BUFFALO, N.Y. – University at Buffalo President Satish K.
Tripathi today joined more than 200 college and university leaders
from 30 states in a new coalition, Higher Ed for Higher Standards,
to mobilize in support of strengthening K-12 standards and
curricula in our nation’s schools.
“It is important that higher education leaders nationwide
join together to support strengthening K-12 standards and
curriculum in our states,” said Tripathi.
“Strengthening the preparation of U.S. K-12 students will
help them succeed on our nation’s college campuses, as well
as prepare them for successful lives and careers after they
graduate from college.”
Nationwide, approximately 20 percent of students entering
four-year institutions are diverted into remedial coursework due to
lack of academic preparedness. Of those, a little more than a third
complete bachelor’s degrees in six years.

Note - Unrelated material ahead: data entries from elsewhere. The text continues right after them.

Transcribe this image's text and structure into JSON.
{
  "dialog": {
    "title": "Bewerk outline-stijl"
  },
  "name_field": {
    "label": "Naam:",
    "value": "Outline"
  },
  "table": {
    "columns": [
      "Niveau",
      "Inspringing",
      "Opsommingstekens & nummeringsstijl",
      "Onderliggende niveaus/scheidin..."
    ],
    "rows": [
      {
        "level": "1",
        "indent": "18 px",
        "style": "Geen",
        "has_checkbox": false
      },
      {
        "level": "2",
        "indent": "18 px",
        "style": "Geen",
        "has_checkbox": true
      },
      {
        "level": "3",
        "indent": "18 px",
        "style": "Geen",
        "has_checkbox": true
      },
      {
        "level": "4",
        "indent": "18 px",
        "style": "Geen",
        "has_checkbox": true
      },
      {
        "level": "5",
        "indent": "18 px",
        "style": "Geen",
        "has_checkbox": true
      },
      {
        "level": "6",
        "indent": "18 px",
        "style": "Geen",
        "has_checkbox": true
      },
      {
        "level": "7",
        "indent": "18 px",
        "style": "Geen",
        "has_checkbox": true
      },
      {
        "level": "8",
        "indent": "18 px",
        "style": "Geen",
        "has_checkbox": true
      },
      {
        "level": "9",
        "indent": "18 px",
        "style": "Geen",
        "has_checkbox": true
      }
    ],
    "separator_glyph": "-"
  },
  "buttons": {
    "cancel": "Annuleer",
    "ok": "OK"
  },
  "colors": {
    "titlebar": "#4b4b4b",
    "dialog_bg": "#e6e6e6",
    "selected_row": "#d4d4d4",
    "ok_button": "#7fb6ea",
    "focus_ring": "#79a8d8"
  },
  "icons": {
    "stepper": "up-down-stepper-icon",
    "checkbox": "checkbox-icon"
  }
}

UB’s six-year graduation rate is 72 percent. Nationally,
the six-year graduation rate for public research universities is
56.5 percent. UB, Tripathi noted, has a strong focus on
programs to retain students and improve four- and six-year
graduation rates. For example, UB’s Finish in 4 program
pledges to provide entering UB freshmen with the academic resources
they need to graduate in four years by providing a
“roadmap” of what courses to take and when, and what
grades and other requirements must be met, as well as regular
academic, career and financial advisement to enable students to
complete their degrees on time.
UB also offers programs for under-prepared students or
academically at-risk students who are not eligible for regular
admission to the university. UB’s Access to College
Excellence (ACE) Program welcomes a broad range of academically
talented students and provides support services to students for
their first two years to help them maximize their abilities,
facilitate the transition from high school to college and ensure
successful entry into an academic major at UB.

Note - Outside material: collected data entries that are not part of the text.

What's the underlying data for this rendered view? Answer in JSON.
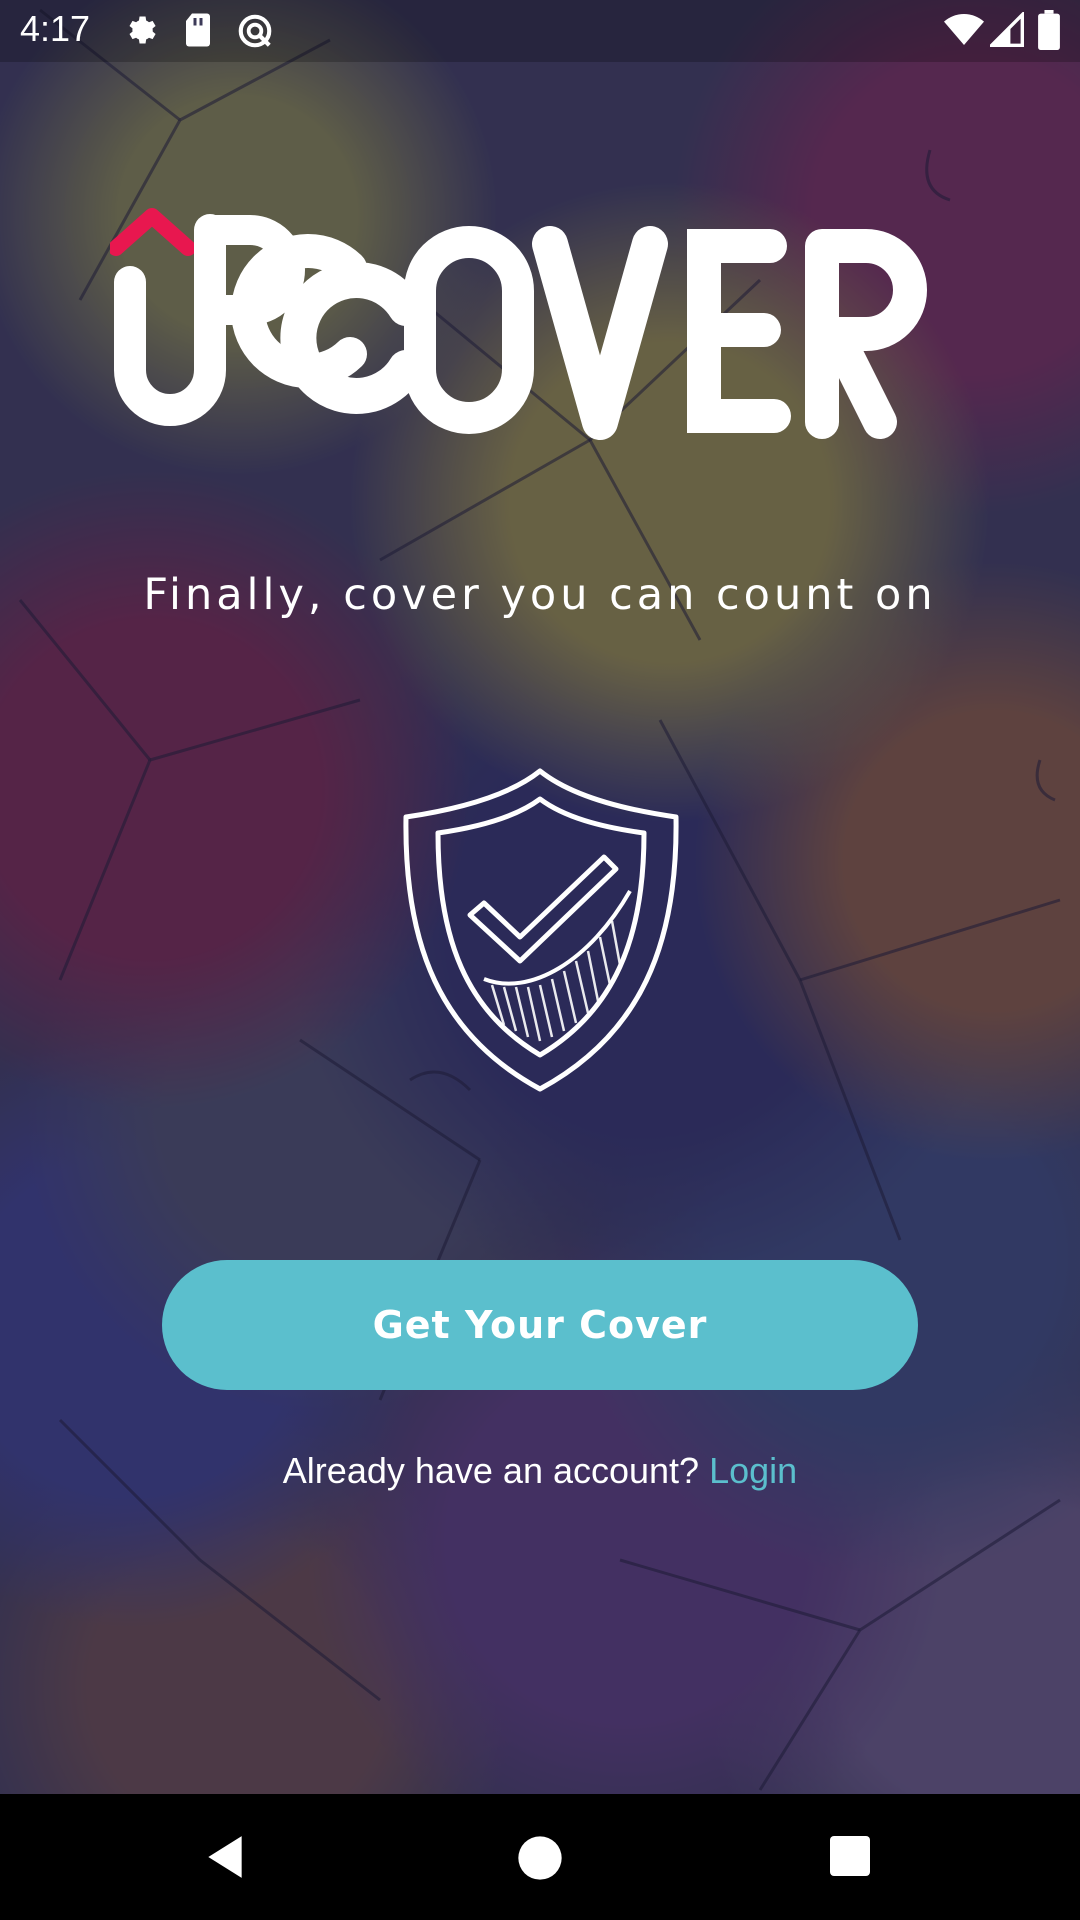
{
  "status_bar": {
    "time": "4:17",
    "left_icons": [
      "gear-icon",
      "sd-card-icon",
      "data-saver-icon"
    ],
    "right_icons": [
      "wifi-icon",
      "signal-icon",
      "battery-icon"
    ]
  },
  "brand": {
    "logo_text": "UPCOVER",
    "accent_color": "#e8174f"
  },
  "tagline": "Finally, cover you can count on",
  "hero_icon": "shield-check-icon",
  "cta": {
    "label": "Get Your Cover",
    "color": "#5bbfcd"
  },
  "login": {
    "prompt": "Already have an account?",
    "link_label": "Login",
    "link_color": "#5bbfcd"
  },
  "nav_bar": {
    "buttons": [
      "back-icon",
      "home-icon",
      "recents-icon"
    ]
  }
}
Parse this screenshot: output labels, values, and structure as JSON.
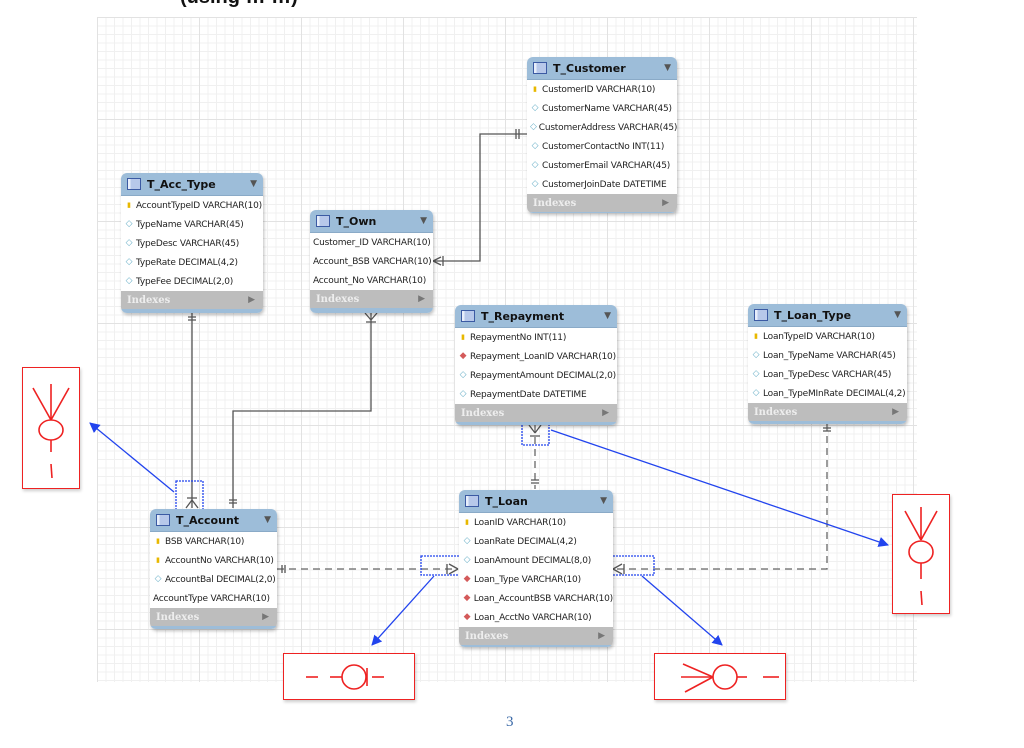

UB’s Arthur O. Eve Educational Opportunity Program (EOP)
provides an avenue for admission and means of support for talented
students who have not reached their full academic potential. The
EOP Summer Program is a four-week residential program designed to
help students prepare for their freshman year of study and adjust
to UB’s environment and culture.
Tripathi pointed out that UB is also leading several initiatives
to strengthen curricula, learning and college preparation in
Western New York schools. These include:
- UB’s Interdisciplinary Science and Engineering
Partnership (ISEP) is developing hands-on learning programs in
science and technology in the Buffalo Public Schools as way to help
prepare students to study science, technology, engineering and
mathematics in college.
- The university’s Buffalo Partnership Project provides
teachers at Lafayette High School with techniques to better teach
refugee children fundamental skills in writing and social studies.
The program emphasizes using some of the latest technology to reach
students in ways traditional methods have failed.
- UB’s FAFSA project helps high school students and their
families complete applications for federal financial aid. The
program has helped produce a 61 percent increase in the number of
Buffalo Public Schools students who have completed the financial
aid application for college enrollment.